Being able to run these tests on an ad hoc basis is a good starting point for ensuring good security hygiene. The next step is to run the SVT tests automatically as part of a CICD pipeline and if they fail you can have different actions triggered, such as failing the deployment, e-mailing someone or pausing progress awaiting manual approval.
This functionality is published as the Secure DevOps Kit (AzSK) CICD Extensions for Azure in the Azure DevOps marketplace (see Figure 4). It’s got an ARM template checker for new deployments, as well as a task that can run the SVTs against deployed resources.
There’s also an extension for Visual Studio (2015 update3+, 2017 and 2019) called Security Intellisense, which will flag code with red or green squiggles based on the severity of the issue.
OK, so you’ve cleaned up your act around security for new deployments and you’re checking templates as they pass through your deployment pipeline. But these are still points in time, now you need a way to monitor on a continuous basis to ensure that configuration drift doesn’t induce security issues. You’ll need to have a Log Analytics workspace in Azure Monitor set up and be running the kit on Windows 10 or Server 2016. To enable a subscription for continuous assurance run:
And specify parameters such as the automation account to use, the OMS (older name for Log Analytics) workspace and so on. There will be a runbook in your automation account called Continuous_Assurance_Runbook and you can edit the schedule to run it as often as you’d prefer. If you’d prefer to have a central subscription that runs continuous assurance against multiple other subscriptions use the Central Scan mode.
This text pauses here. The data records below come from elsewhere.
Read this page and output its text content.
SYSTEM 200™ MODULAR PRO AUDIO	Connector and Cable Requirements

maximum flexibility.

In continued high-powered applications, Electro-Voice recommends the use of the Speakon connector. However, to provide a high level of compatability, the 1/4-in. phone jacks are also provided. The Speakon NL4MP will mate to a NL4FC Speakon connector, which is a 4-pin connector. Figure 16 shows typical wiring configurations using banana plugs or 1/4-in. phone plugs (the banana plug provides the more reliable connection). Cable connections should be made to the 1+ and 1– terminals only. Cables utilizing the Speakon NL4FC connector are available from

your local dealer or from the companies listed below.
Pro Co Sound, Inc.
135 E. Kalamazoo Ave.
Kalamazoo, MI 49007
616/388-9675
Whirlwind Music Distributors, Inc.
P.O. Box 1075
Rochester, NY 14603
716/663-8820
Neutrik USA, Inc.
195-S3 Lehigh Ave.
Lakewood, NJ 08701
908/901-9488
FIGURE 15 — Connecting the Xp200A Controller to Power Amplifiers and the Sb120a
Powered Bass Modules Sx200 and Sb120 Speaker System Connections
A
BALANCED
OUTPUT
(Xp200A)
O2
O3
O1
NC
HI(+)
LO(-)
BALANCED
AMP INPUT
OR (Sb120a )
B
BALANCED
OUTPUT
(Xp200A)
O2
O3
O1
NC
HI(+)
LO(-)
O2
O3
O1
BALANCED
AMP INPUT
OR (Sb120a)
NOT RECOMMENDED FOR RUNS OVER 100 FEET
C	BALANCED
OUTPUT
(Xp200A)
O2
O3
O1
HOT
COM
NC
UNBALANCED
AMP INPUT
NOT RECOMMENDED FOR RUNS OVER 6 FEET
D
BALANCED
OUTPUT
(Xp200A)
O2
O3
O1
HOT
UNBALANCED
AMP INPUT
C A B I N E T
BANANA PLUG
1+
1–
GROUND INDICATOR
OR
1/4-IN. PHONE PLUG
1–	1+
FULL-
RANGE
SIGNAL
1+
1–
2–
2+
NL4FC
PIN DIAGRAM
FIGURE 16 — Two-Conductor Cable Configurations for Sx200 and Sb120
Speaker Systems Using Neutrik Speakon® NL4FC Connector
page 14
Interestingly you could end up with “positive” configuration drift if newer security controls are made available in Azure and existing deployments flag these, allowing you to implement these on running deployments.
Continuous assurance, along with the CICD plug-in and basic usage (using Set-AzSKMonitoringSettings) also known as SDL mode, send their results to a Log Analytics workspace. This is the final piece of the puzzle for visibility of your overall security posture where the kit reports to a central Log Analytics workspace with a prebuilt overview tile and detailed dashboard blades for subscription, ExpressRoute and resource security (Figure 5). Log Analytics also lets you write and run queries to dig into the data as deeply as you need to.
Migrating to the cloud is more than just shifting a few VMs to run on someone else’s servers — it’s a shift in how to “do IT” and along with that comes changes to all aspects of IT service delivery. The Secure DevOps Kit for Azure is a tool developed internally at Microsoft for its IT team to manage its own deployments and it really shows. It’s got a lot of real-world applications and features that were clearly developed in response to actual security risks and controls. If you’re deploying to Azure, I recommend taking a good look at Secure DevOps Kit for Azure, there’s definitely a learning curve but the end result will be a much more secure environment.